All this tells me is that: the “multiple embeddings” are probably mostly overlapping and the marginal value of each additional one is probably low, if you can represent them with a single embedding.
I don’t otherwise see how you can keep comparable performance without breaking information theory.
This is the point of the paper. Specifically, that single embedding vectors are sparse enough that you can compact more data from additional vectors together to improve retrieval performance.
Essentially, full multi vector comparison is challenging performance wise. Tools and performance for single vectors are much better. To compromise, cluster into k chunks and concatenate. Then you can do k-vector comparison at once with single-vector tooling and performance.
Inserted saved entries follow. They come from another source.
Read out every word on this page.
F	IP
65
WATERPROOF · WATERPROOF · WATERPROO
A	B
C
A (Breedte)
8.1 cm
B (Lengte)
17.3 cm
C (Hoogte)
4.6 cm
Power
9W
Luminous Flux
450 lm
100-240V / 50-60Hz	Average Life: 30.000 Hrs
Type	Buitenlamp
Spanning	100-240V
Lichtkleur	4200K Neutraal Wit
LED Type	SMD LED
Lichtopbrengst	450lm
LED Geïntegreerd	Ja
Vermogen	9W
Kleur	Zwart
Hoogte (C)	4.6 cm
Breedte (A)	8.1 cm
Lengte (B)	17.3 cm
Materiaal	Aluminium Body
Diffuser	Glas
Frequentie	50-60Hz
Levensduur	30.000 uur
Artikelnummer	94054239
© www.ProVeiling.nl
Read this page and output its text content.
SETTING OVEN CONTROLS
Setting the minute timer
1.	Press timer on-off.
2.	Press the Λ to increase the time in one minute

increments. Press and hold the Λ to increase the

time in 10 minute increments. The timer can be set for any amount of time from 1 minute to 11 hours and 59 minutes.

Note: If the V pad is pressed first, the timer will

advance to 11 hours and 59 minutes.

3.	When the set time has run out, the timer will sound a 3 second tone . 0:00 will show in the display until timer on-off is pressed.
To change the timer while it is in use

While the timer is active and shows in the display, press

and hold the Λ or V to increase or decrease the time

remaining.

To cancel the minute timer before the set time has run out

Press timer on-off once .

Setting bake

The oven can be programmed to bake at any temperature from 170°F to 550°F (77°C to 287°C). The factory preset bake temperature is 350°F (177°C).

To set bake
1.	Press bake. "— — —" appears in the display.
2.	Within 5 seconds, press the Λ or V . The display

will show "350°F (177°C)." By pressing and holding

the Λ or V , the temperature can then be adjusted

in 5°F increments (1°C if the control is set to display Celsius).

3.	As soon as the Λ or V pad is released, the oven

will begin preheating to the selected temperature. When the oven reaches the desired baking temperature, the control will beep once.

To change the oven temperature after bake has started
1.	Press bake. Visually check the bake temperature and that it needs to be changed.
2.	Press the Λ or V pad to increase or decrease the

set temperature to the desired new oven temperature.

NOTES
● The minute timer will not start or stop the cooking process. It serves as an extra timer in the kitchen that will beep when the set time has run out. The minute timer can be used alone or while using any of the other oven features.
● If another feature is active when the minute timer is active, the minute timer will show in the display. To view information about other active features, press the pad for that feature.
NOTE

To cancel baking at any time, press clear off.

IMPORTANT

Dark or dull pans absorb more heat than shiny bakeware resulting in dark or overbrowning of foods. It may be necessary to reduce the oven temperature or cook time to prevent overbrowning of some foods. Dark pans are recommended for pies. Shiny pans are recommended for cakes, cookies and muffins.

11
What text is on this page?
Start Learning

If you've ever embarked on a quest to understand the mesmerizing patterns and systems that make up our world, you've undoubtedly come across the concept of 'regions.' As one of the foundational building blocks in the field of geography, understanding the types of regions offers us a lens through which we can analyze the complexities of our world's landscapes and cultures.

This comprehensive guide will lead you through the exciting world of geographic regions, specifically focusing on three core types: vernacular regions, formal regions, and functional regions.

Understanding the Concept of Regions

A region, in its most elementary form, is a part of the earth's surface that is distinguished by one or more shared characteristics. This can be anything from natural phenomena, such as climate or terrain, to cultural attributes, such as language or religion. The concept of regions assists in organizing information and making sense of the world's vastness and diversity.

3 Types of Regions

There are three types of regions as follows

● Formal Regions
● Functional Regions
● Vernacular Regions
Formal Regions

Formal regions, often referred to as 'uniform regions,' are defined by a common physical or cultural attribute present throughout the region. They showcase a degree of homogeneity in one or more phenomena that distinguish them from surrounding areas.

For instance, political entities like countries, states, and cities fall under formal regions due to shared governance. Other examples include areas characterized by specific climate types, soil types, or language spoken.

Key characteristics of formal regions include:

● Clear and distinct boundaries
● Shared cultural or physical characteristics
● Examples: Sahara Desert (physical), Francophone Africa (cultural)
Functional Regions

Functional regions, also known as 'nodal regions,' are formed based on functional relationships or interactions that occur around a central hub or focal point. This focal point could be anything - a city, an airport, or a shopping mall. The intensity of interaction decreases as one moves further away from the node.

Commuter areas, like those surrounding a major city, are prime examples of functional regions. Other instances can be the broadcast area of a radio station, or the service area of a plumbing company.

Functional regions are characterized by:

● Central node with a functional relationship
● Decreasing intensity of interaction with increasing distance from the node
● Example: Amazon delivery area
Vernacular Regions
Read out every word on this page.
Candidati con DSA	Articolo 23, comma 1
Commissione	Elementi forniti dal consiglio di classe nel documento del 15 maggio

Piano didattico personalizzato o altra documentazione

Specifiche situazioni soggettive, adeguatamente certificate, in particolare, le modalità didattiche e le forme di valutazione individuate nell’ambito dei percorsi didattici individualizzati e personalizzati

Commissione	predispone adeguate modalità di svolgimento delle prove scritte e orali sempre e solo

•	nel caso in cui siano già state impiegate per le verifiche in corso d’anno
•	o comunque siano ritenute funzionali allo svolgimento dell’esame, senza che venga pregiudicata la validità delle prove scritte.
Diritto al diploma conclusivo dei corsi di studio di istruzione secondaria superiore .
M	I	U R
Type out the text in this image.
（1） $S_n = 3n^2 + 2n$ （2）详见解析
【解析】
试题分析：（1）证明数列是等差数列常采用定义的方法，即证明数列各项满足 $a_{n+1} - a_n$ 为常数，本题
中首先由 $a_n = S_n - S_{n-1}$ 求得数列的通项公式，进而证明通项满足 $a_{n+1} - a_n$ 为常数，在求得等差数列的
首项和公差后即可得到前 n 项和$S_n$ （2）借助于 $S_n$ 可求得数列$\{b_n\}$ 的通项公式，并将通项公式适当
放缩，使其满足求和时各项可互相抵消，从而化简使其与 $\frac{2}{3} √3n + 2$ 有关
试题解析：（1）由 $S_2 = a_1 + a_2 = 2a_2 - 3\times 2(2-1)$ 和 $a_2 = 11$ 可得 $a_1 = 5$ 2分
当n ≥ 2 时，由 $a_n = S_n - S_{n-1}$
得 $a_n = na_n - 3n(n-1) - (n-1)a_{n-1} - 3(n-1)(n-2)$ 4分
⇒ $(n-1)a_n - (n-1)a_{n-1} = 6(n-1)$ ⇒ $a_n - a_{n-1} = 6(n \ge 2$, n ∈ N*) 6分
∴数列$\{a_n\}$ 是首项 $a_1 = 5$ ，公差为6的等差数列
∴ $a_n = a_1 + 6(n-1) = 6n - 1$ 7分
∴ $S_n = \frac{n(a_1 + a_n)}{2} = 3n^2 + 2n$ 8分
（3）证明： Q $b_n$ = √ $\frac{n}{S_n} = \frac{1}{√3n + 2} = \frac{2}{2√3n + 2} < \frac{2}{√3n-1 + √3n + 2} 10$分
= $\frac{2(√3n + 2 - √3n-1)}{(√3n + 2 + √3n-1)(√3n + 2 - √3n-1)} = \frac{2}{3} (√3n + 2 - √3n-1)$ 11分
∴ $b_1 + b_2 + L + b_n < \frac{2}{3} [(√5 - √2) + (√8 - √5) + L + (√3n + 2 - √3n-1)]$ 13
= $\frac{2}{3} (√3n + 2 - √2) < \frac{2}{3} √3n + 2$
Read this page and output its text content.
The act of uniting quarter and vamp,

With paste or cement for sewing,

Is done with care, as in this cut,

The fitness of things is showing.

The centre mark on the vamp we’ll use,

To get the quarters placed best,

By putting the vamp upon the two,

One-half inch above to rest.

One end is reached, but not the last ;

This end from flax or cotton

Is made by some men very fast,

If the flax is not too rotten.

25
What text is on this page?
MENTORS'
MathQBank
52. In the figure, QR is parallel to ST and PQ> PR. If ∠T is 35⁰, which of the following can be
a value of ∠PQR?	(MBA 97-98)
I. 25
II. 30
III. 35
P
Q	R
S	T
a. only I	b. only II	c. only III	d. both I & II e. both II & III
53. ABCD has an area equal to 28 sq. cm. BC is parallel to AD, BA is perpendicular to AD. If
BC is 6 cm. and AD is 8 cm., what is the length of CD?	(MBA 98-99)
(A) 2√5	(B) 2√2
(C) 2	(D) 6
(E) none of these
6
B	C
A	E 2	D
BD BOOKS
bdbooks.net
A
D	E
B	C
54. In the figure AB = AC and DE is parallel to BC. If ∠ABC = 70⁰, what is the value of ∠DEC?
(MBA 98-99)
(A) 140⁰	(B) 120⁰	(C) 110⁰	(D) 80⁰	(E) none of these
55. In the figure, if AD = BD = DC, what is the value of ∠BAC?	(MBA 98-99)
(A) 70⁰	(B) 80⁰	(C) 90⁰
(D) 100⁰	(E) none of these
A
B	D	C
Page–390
Ultimately the fixed length vector comes from having a fixed number of partitions, so this is kind of just k-means style clustering of the token level embeddings.
Presumably a dynamic clustering of the tokens could be even better, though that would leave you with a variable number of embeddings per document.
trengrj•7h ago
When looking at multi-vector / ColBERT style approaches, the embedding per token approach can massively increase costs. You might go from a single 768 dimension vector to 128 x 130 = 16,640 dimensions. Even with better results from a multi-vector model this can make it unfeasible for many use-cases.
Muvera, converts the multiple vectors into a single fixed dimension (usually net smaller) vector that can be used by any ANN index. As you now have a single vector you can use all your existing ANN algorithms and stack other quantization techniques for memory savings. In my opinion it is a much better approach than PLAID because it doesn't require specific index structures or clustering assumptions and can achieve lower latency.